1. sayfa (Toplam 1 sayfa)

İhtiyati Haciz Kararına Dayalı Olarak İcra Emri Gönderilemeyeceği

Gönderilme zamanı: 10 Ara 2021, 16:19
gönderen Hepsihukuk
T.C.
YARGITAY
8. Hukuk Dairesi

ESAS NO : 2015/1913
KARAR NO : 2017/2091



Taraflar arasında görülen ve yukarıda açıklanan davada yapılan yargılama sonunda Mahkemece, davanın reddine karar verilmiş olup hükmün davacı tarafından temyiz edilmesi üzerine, Dairece dosya incelendi, gereği düşünüldü.


Borçlu vekili, ihtiyati haciz kararına dayalı olarak örnek 4-5 icra emri düzenlenemeyeceğini, İcra Müdürlüğü'nce 68.500 TL alacağı karşılayacak miktarda ihtiyati haciz yapılması gerekirken, müvekkilinin yaklaşık 2 milyon TL'lik malvarlığına haciz konulduğunu, teminat karşılığı hacizlerin kaldırılması kararı alınmış olsa da, konulan haciz şerhlerinin müvekkilinin kredi limitlerini olumsuz etkilediğini ileri sürerek kendilerine henüz tebliğ edilmemiş olan icra emrinin iptalini, ihtiyati haciz şerhi yerine konulan haciz kaydının düzeltilmesine karar verilmesini istemiştir.

Mahkemece, şikayet tarihinde A. 5. Asliye Hukuk Mahkemesi'nin 11.09.2014 tarih ve 2014/43* Esas sayılı kararı ile İİK'nun 266 maddesi gereğince ihtiyati haciz kararının kaldırılmasına karar verildiği, aynı gün tüm ihtiyati hacizlerin kaldırıldığı, İcra Müdürlüğü işlemlerinde herhangi bir yasaya aykırılık olmadığı gerekçesiyle şikayetin reddine karar verilmiş; hüküm, borçlu vekili tarafından temyiz edilmiştir.

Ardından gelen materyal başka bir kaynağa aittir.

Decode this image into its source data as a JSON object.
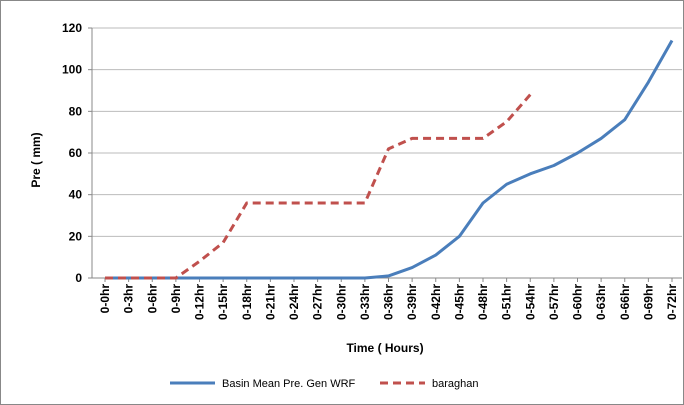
{
  "chart_data": {
    "type": "line",
    "y_label": "Pre ( mm)",
    "x_label": "Time ( Hours)",
    "categories": [
      "0-0hr",
      "0-3hr",
      "0-6hr",
      "0-9hr",
      "0-12hr",
      "0-15hr",
      "0-18hr",
      "0-21hr",
      "0-24hr",
      "0-27hr",
      "0-30hr",
      "0-33hr",
      "0-36hr",
      "0-39hr",
      "0-42hr",
      "0-45hr",
      "0-48hr",
      "0-51hr",
      "0-54hr",
      "0-57hr",
      "0-60hr",
      "0-63hr",
      "0-66hr",
      "0-69hr",
      "0-72hr"
    ],
    "series": [
      {
        "name": "Basin Mean Pre. Gen WRF",
        "color": "#4a7ebb",
        "dashed": false,
        "values": [
          0,
          0,
          0,
          0,
          0,
          0,
          0,
          0,
          0,
          0,
          0,
          0,
          1,
          5,
          11,
          20,
          36,
          45,
          50,
          54,
          60,
          67,
          76,
          94,
          114
        ]
      },
      {
        "name": "baraghan",
        "color": "#c0504d",
        "dashed": true,
        "values": [
          0,
          0,
          0,
          0,
          8,
          17,
          36,
          36,
          36,
          36,
          36,
          36,
          62,
          67,
          67,
          67,
          67,
          75,
          88,
          null,
          null,
          null,
          null,
          null,
          null
        ]
      }
    ],
    "ylim": [
      0,
      120
    ],
    "yticks": [
      0,
      20,
      40,
      60,
      80,
      100,
      120
    ],
    "grid": true
  }
}
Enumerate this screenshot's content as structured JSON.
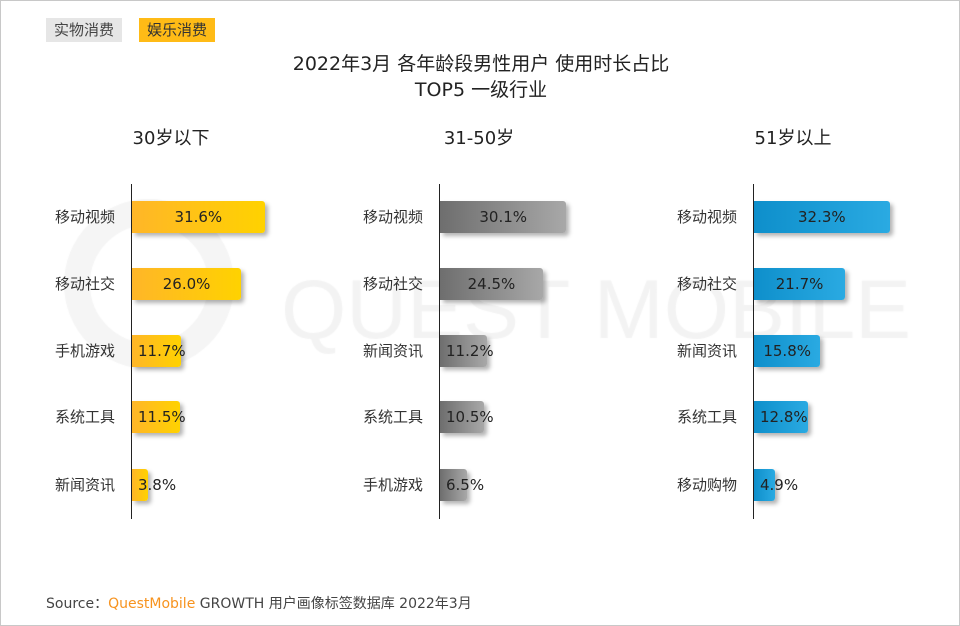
{
  "tabs": [
    "实物消费",
    "娱乐消费"
  ],
  "chart_data": {
    "type": "bar",
    "title": "2022年3月 各年龄段男性用户 使用时长占比",
    "subtitle": "TOP5 一级行业",
    "orientation": "horizontal",
    "panels": [
      {
        "title": "30岁以下",
        "colors": [
          "#ffb628",
          "#ffd200"
        ],
        "categories": [
          "移动视频",
          "移动社交",
          "手机游戏",
          "系统工具",
          "新闻资讯"
        ],
        "values": [
          31.6,
          26.0,
          11.7,
          11.5,
          3.8
        ],
        "labels": [
          "31.6%",
          "26.0%",
          "11.7%",
          "11.5%",
          "3.8%"
        ]
      },
      {
        "title": "31-50岁",
        "colors": [
          "#6e6e6e",
          "#a8a8a8"
        ],
        "categories": [
          "移动视频",
          "移动社交",
          "新闻资讯",
          "系统工具",
          "手机游戏"
        ],
        "values": [
          30.1,
          24.5,
          11.2,
          10.5,
          6.5
        ],
        "labels": [
          "30.1%",
          "24.5%",
          "11.2%",
          "10.5%",
          "6.5%"
        ]
      },
      {
        "title": "51岁以上",
        "colors": [
          "#0e8fcb",
          "#2aaae2"
        ],
        "categories": [
          "移动视频",
          "移动社交",
          "新闻资讯",
          "系统工具",
          "移动购物"
        ],
        "values": [
          32.3,
          21.7,
          15.8,
          12.8,
          4.9
        ],
        "labels": [
          "32.3%",
          "21.7%",
          "15.8%",
          "12.8%",
          "4.9%"
        ]
      }
    ]
  },
  "watermark": "QUEST MOBILE",
  "source": {
    "prefix": "Source：",
    "brand": "QuestMobile",
    "rest": "GROWTH 用户画像标签数据库 2022年3月"
  }
}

Sair temyiz itirazları yerinde değil ise de;

İİK'nun 38. maddesinde, ilam mahiyetini haiz belgeler “Mahkeme huzurunda yapılan sulhler, kabuller ve para borç ikrarına havi resen tanzim edilen noter senetleri ve temyiz kefaletnameleri ile icra dairesindeki kefaletler” olarak sayılmış olup bu düzenlemede mahkeme ara kararları ve kısa kararlarının ilam niteliğinde olduğu belirtilmemiştir. Somut olayda, şikayete konu icra emrinin, A. 5. Asliye Hukuk Mahkemesi'nin 29.08.2014 tarih 2014/43* Esas sayılı ihtiyati haciz kararına dayalı olarak düzenlendiği ihtiyati haciz kararının ilam veya ilam hükmünde belgelerden olmadığı, bu durumda ihtiyati haciz kararına dayalı olarak icra emri gönderilemeyeceği yönündeki şikayetin kabulü ile, icra emrinin iptaline karar verilmesi yerine, yazılı gerekçeyle reddi yönünde hüküm kurulması isabetsiz olup, bozmayı gerektirmiştir.

SONUÇ: Borçlu vekilinin temyiz itirazlarının kısmen kabulü ile mahkeme kararının yukarıda yazılı nedenlerle İİK.nun 366 ve HUMK.nun 428.maddeleri uyarınca BOZULMASINA, taraflarca İİK'nun 366/3. maddesi gereğince Yargıtay Daire ilamının tebliğinden itibaren ilama karşı 10 gün içinde karar düzeltme isteğinde bulunulabileceğine ve peşin harcın temyiz edene iadesine, 20.02.2017 tarihinde oybirliğiyle karar verildi.